Wirtschaft

Litauen: Rheinmetall will 180 Millionen Euro in Munitionsfabrik investieren

Der größte deutsche Rüstungskonzern Rheinmetall plant eine 180 Millionen Euro teure Munitionsfabrik sowie eine Artilleriefabrik in Litauen - direkt an der Nato-Ostgrenze zu Russland. Die litauische Regierung betont die strategische Bedeutung dieses Projekts.
03.06.2024 16:08
Aktualisiert: 03.06.2024 18:27
Lesezeit: 1 min

Rheinmetall will nach Angaben der litauischen Regierung mehr als 180 Millionen Euro für eine neue Munitionsfabrik in dem baltischen EU- und Nato-Land investieren.
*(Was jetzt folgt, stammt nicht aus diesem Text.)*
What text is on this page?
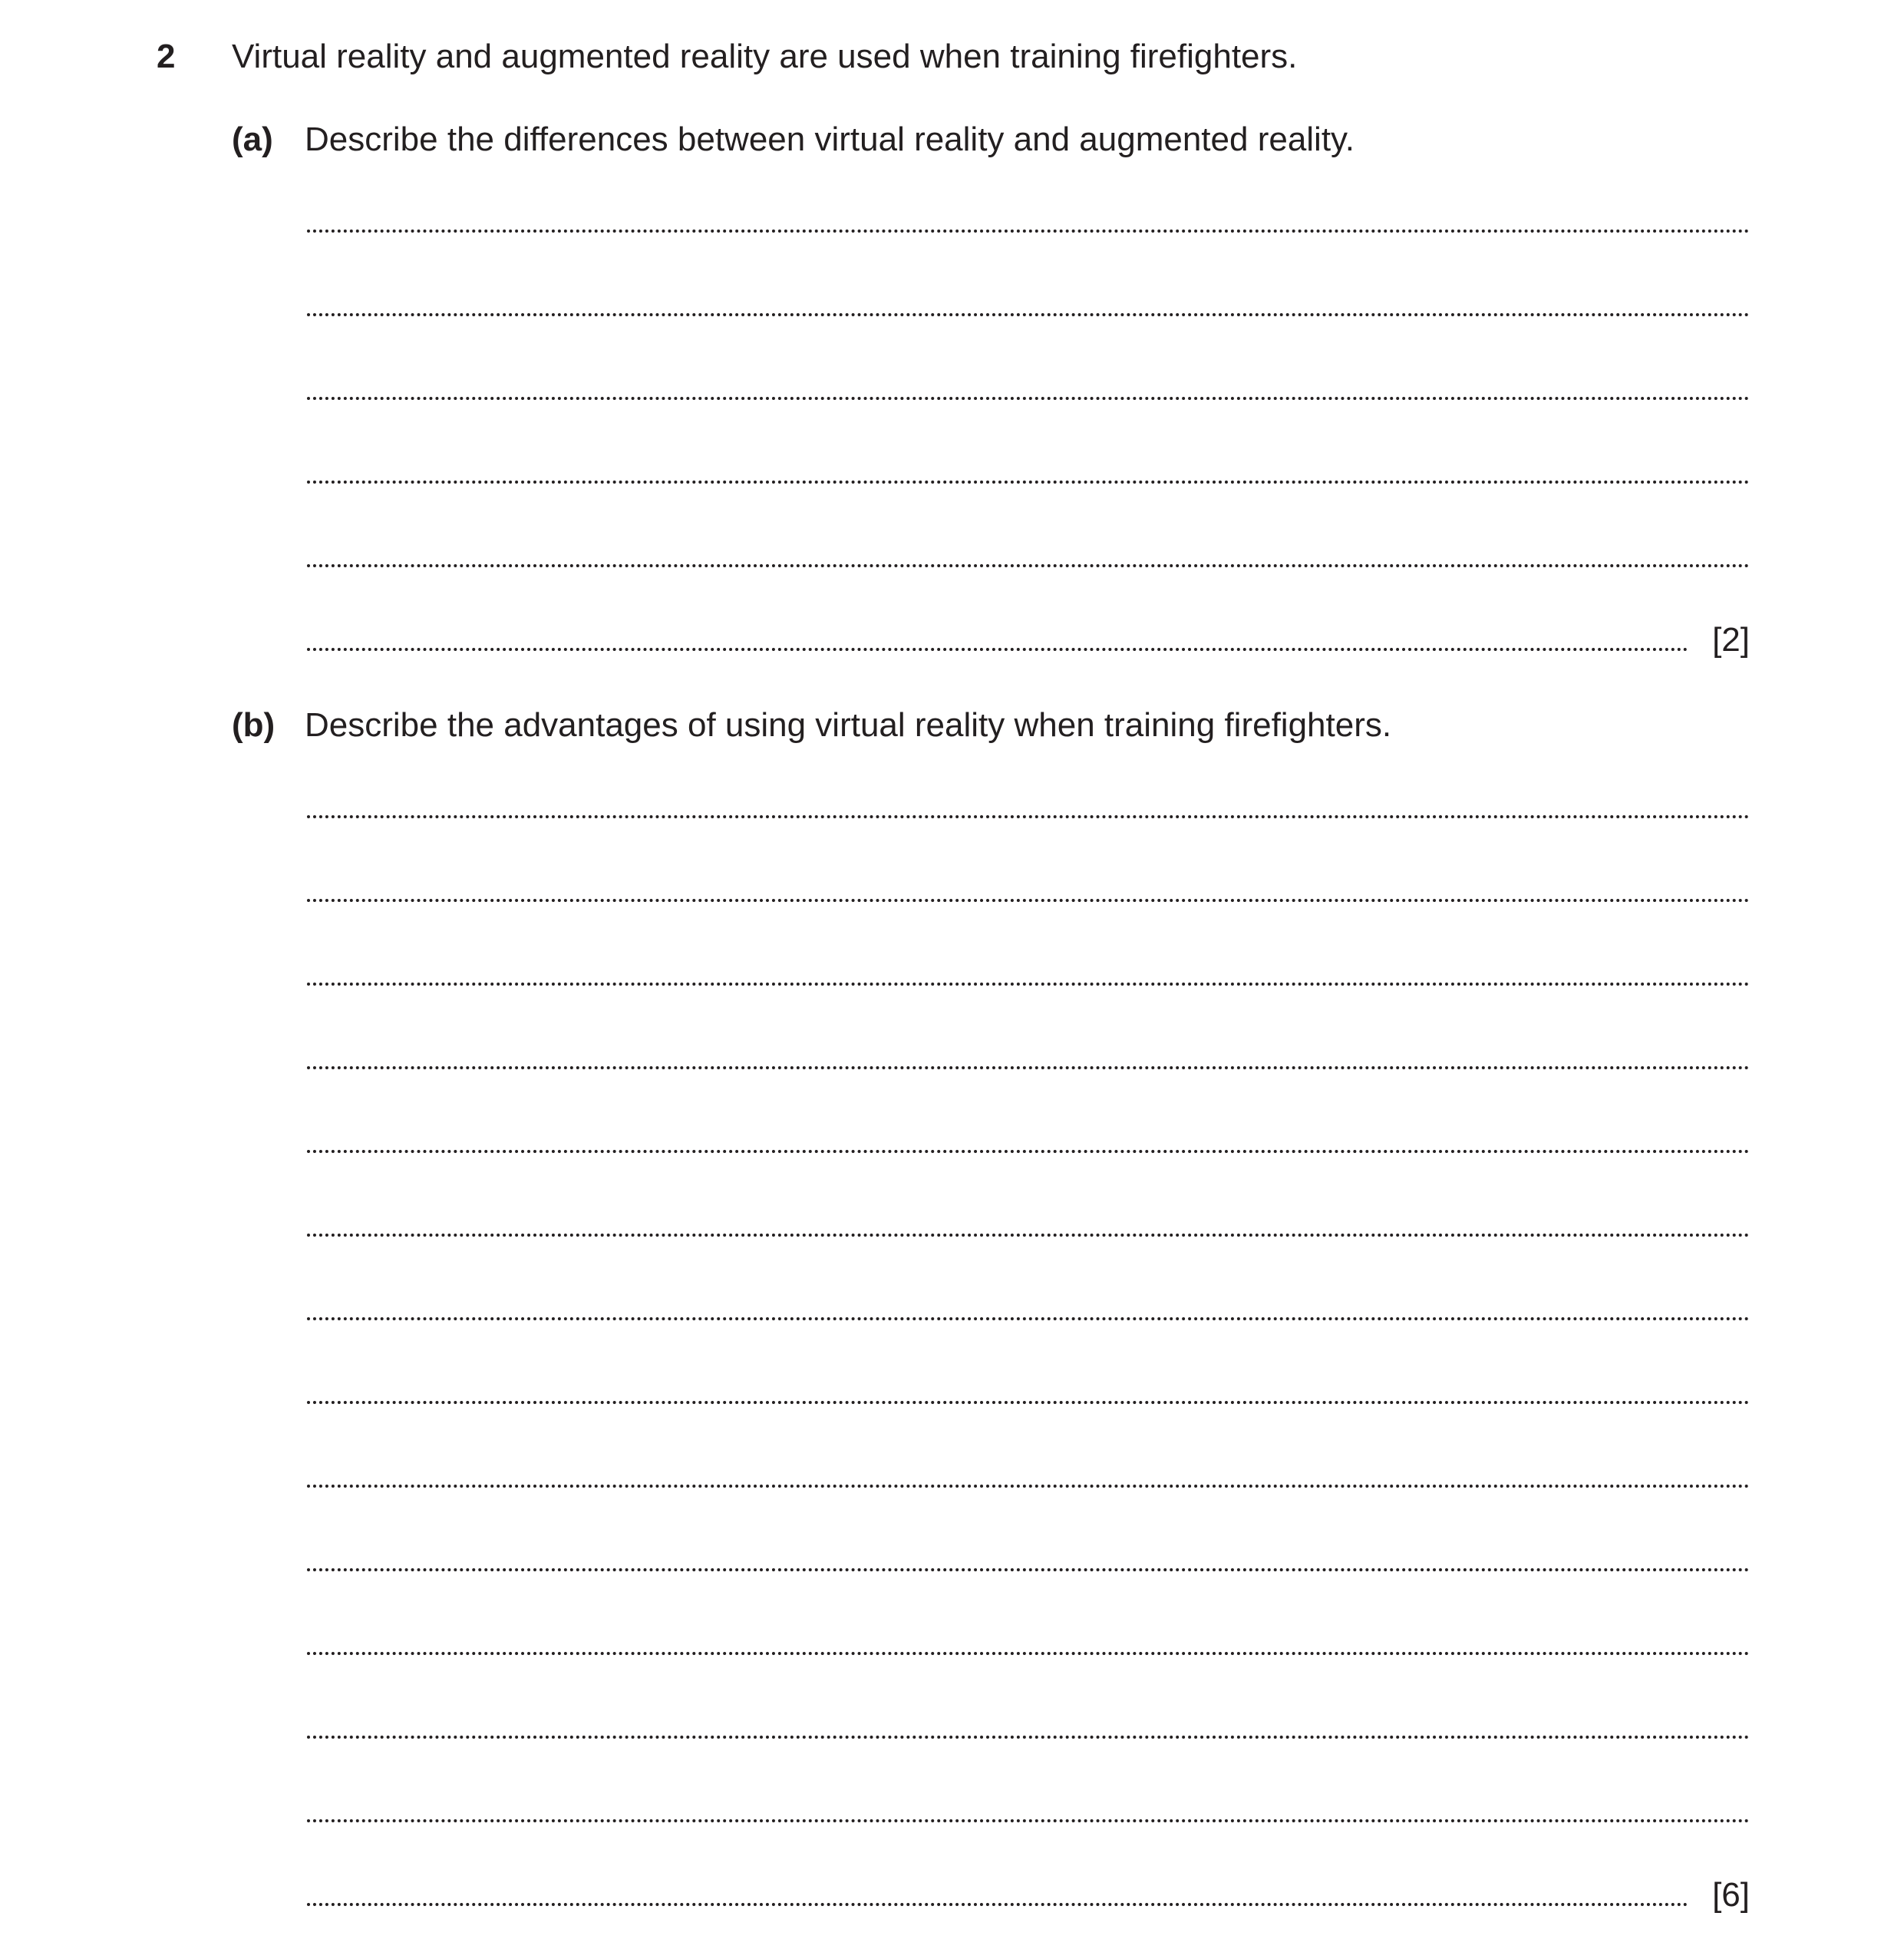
2 Virtual reality and augmented reality are used when training firefighters.
(a) Describe the differences between virtual reality and augmented reality.
[2]
(b) Describe the advantages of using virtual reality when training firefighters.
[6]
Dies teilte Wirtschafts- und Innovationsministerin Ausrine Armonaite am Montag nach Unterzeichnung eines Abkommens mit dem deutschen Rüstungskonzern mit. In dem Werk entstehen voraussichtlich mindestens 150 Arbeitsplätze, wie es in der Mitteilung des Wirtschaftsministeriums in Vilnius weiter hieß.

Armonaite bezeichnete die geplante Niederlassung von Rheinmetall als „äußerst wichtigen Schritt zur Erfüllung der unmittelbaren Verteidigungs- und Sicherheitsbedürfnisse“ Litauens: „Es wird uns dabei helfen, einen ununterbrochenen Zugang zu wesentlichen Waffen und Munition sicherzustellen.“ In Litauen soll künftig auch eine gepanzerte Brigade der Bundeswehr fest stationiert sein.

Der Standort des Werks, das in dem deutschen Nato-Partnerland den Status eines Projekts von nationaler Bedeutung erhalten hat, soll in den kommenden Wochen bekanntgegeben werden. Zum möglichen Baustart wurden keine Angaben gemacht.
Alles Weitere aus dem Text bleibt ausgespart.